Background And Aim: Patients diagnosed with cancer, particularly those with hematologic malignancies, frequently exhibit a state of immunosuppression. Currently, there remains a scarcity of dependable biomarkers for assessing the severity of COVID-19 in individuals with hematologic malignancies. We conducted a retrospective study of morbidity and mortality in patients with hematological malignancies (HM) who had contracted COVID-19. The aim was to offer a reference for clinical diagnosis and treatment.

Methods: A total of 71 patients with HM-confirmed COVID-19 were enrolled from December 2022 to May 2023. Clinical symptoms, laboratory findings, and treatment approaches were collected and documented. Patients were classified into survival and death groups based on their COVID-19 outcomes, and statistical analysis was performed on the clinical data from both groups.

Results: Among the 71 patients, 57 (80.3%) were alive, and 14 (19.7%) had died. The mean age of patients in the death group was significantly higher than that of the survival group (51.29 ± 20.76 . 49.47 ± 13.04, P=0.030). The proportion of patients receiving mechanical ventilation was significantly higher in the death group (P<0.001). The mortality rate was significantly higher in the critically severe group compared to the mild, moderate, and severe groups (P<0.001). Correlation analysis revealed that certain laboratory indicators lactic acid dehydrogenase (LDH), albumin (ALB), creatine kinase (CK), troponin T (TnT), N-terminal pro-brain natriuretic peptide (NT-proBNP) and fibrin degradation product (FDP), which exhibited significant differences between groups, were significantly correlated with COVID-19-related mortality (all P<0.05). The Cox proportional hazards model indicated that LDH was an independent risk factor associated with the prognosis of HM-confirmed COVID-19.

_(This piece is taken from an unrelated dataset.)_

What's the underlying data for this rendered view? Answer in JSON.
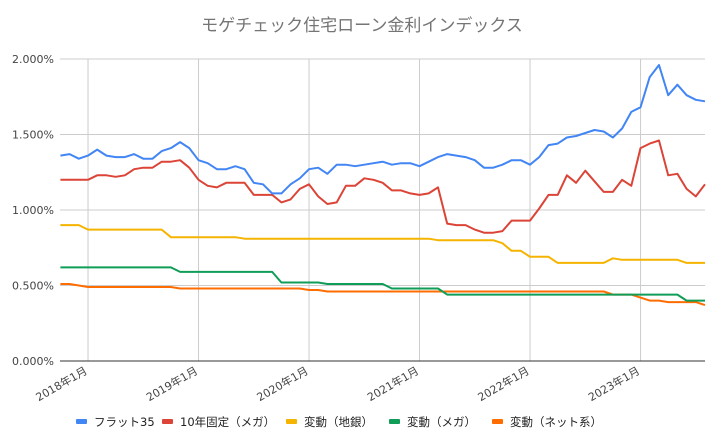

Conclusion: Patients with hematologic malignancies suffer severe morbidity and mortality due to COVID-19 infection. LDH may serve as a risk factor associated with prognosis in the treatment of COVID-19. Monitoring variations in LDH levels can assist healthcare providers in evaluating disease progression, adjusting treatment plans in a timely manner, and predicting patient outcomes.